アクリルアミドを含む食品

9月19日のブログで、エコナの記事を少しだけ書きました(記事をみる)。

記事を読んだ人に「エコナ大丈夫ですかね?」と聞かれ、エコナに含まれているグリシドール脂肪酸エステルのことを調べている時に、アクリルアミドのことを知りました。

アクリルアミドは、分子生物学や生化学の実験をしている人たちにはポピュラーな化合物です。タンパク質の電気泳動に用いるゲルの主要な成分で、神経毒があるとされ、手袋をして扱うことが推奨されています。アクリルアミドは、化学物質排出把握管理促進法の第一種指定化学物質に指定されており、毒劇物取締法では劇物に指定されています。

さらに、国際がん研究機関(IARC)というWHOの一機関は、発がん性が疑われている物質を5段階に分類し、アクリルアミドは、上から2番目のグループ2A「ヒトに対しておそらく(probably)発がん性がある物質」に分類されています。グリシドール脂肪酸エステルから生じるとされるグリシドールもグループ2Aに分類されています。

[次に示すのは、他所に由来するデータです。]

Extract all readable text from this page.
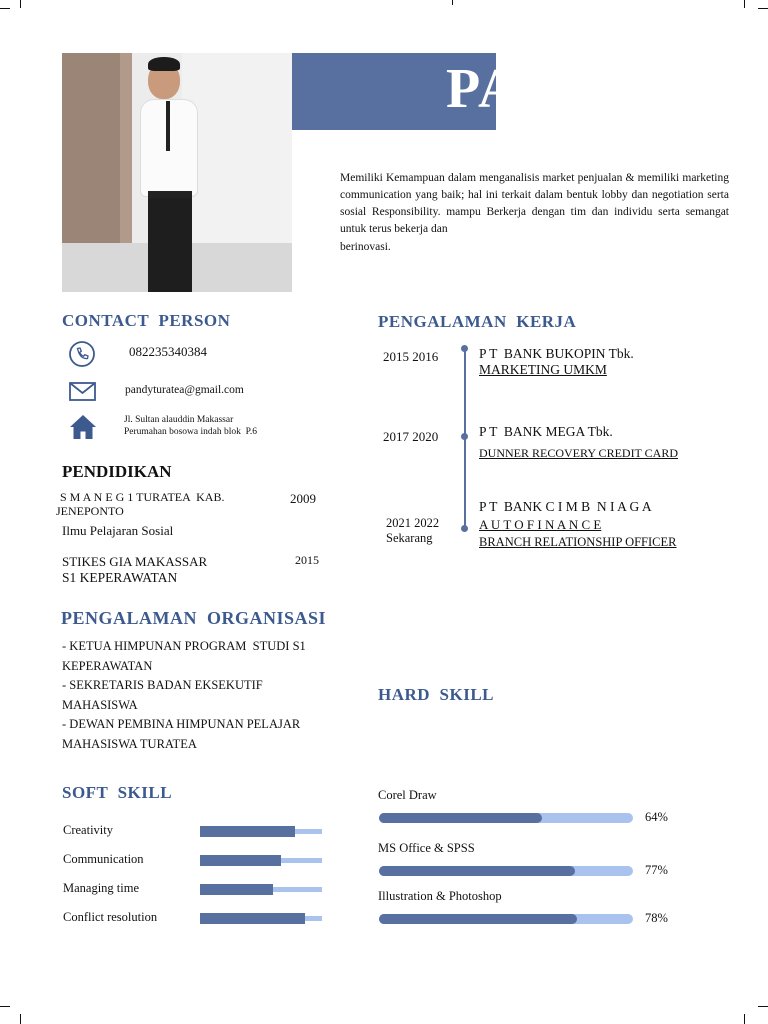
PA
Memiliki Kemampuan dalam menganalisis market penjualan & memiliki marketing communication yang baik; hal ini terkait dalam bentuk lobby dan negotiation serta sosial Responsibility. mampu Berkerja dengan tim dan individu serta semangat untuk terus bekerja dan
berinovasi.
CONTACT  PERSON
082235340384
pandyturatea@gmail.com
Jl. Sultan alauddin Makassar
Perumahan bosowa indah blok  P.6
PENDIDIKAN
S M A N E G 1 TURATEA  KAB.
JENEPONTO
2009
Ilmu Pelajaran Sosial
STIKES GIA MAKASSAR	2015
S1 KEPERAWATAN
PENGALAMAN  ORGANISASI
- KETUA HIMPUNAN PROGRAM  STUDI S1
KEPERAWATAN
- SEKRETARIS BADAN EKSEKUTIF
MAHASISWA
- DEWAN PEMBINA HIMPUNAN PELAJAR
MAHASISWA TURATEA
SOFT  SKILL
Creativity
Communication
Managing time
Conflict resolution
PENGALAMAN  KERJA
2015 2016	P T  BANK BUKOPIN Tbk.
MARKETING UMKM
2017 2020	P T  BANK MEGA Tbk.
DUNNER RECOVERY CREDIT CARD
2021 2022
Sekarang
P T  BANK C I M B  N I A G A
A U T O F I N A N C E
BRANCH RELATIONSHIP OFFICER
HARD  SKILL
Corel Draw
64%
MS Office & SPSS
77%
Illustration & Photoshop
78%
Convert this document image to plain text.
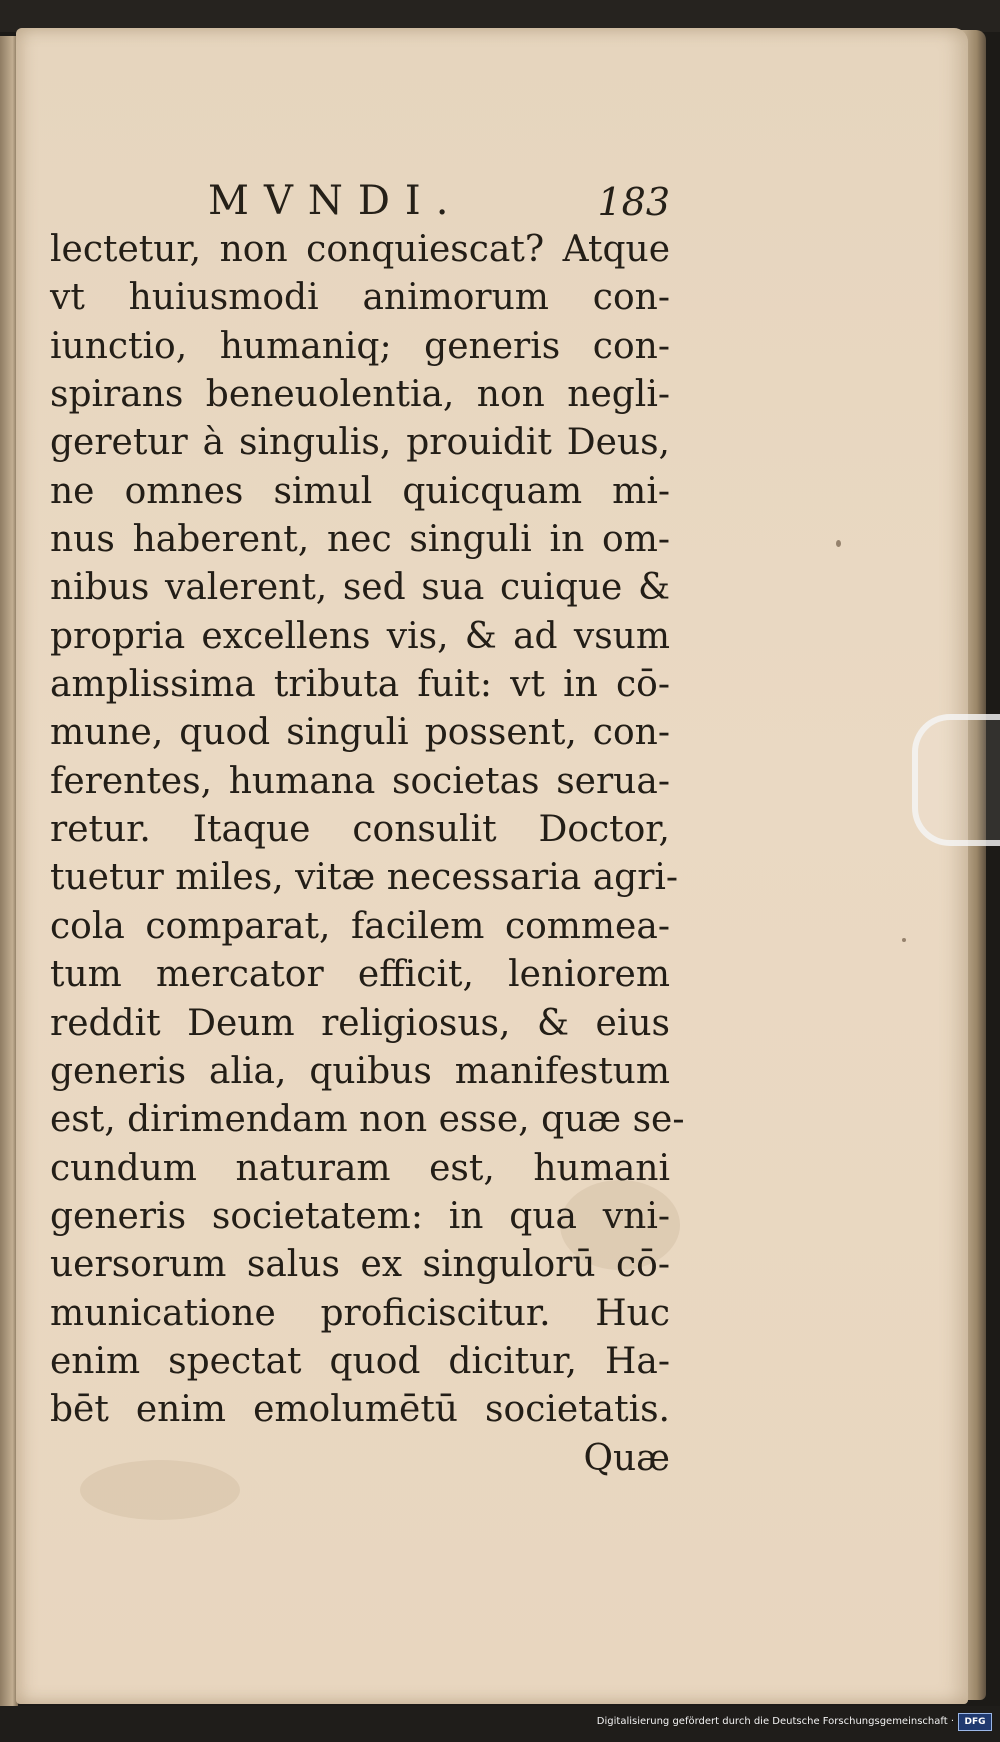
MVNDI.	183
lectetur, non conquiescat? Atque
vt huiusmodi animorum con-
iunctio, humaniq; generis con-
spirans beneuolentia, non negli-
geretur à singulis, prouidit Deus,
ne omnes simul quicquam mi-
nus haberent, nec singuli in om-
nibus valerent, sed sua cuique &
propria excellens vis, & ad vsum
amplissima tributa fuit: vt in cō-
mune, quod singuli possent, con-
ferentes, humana societas serua-
retur. Itaque consulit Doctor,
tuetur miles, vitæ necessaria agri-
cola comparat, facilem commea-
tum mercator efficit, leniorem
reddit Deum religiosus, & eius
generis alia, quibus manifestum
est, dirimendam non esse, quæ se-
cundum naturam est, humani
generis societatem: in qua vni-
uersorum salus ex singulorū cō-
municatione proficiscitur. Huc
enim spectat quod dicitur, Ha-
bēt enim emolumētū societatis.
Quæ
Digitalisierung gefördert durch die Deutsche Forschungsgemeinschaft ·	DFG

このような「おそろしい」アクリルアミドが、ある種の食品中に多く含まれていることがわかったのです。農林水産省の以下のサイトには、アクリルアミドが食品中に発見されるまでの経緯が書かれています。

アクリルアミドの食品からの発見の経緯

サイトに書かれているように、スウェーデンでは1997年の環境汚染に端を発し、食品中のアクリルアミドに関する研究が始まりました。そして2001年になって、ある特定の食品に非常に高濃度のアクリルアミドが含まれていることが突き止められました。その「高濃度にアクリルアミドが含まれている食品」というのはフライドポテトでした。

農林水産省の「食品に含まれているアクリルアミド」には、フライドポテトの他、ポテトチップスやビスケット類にもアクリルアミドが含まれていることが書かれています。

工業用途で用いられるようなアクリルアミドというヒトに有害な化学物質が、加熱調理した食品の中に含まれているというこの思いも寄らなかった発表は、世界中の人々、特に食品安全行政当局に衝撃を与えました。しかし、日本では、食品に含まれているアクリルアミドについて、食品衛生法等に基づく基準値等は設けられていません。また、海外でも食品に含まれているアクリルアミドの規制を行っている国、地域はごく限られています。

ちなみに、IARCの分類でアルコール飲料とタバコの喫煙は、最も危険なグループ1(ヒトに対する発癌性が認められる(Carcinogenic)、化学物質、混合物、環境)に分類されています。
最初の質問に戻ります。発がんの危険性で並べると、エコナ<フライドポテト<<酒、タバコだと思います。ところで、花王がエコナ販売自粛の発表を、組閣の日に行ったのは偶然でしょうか?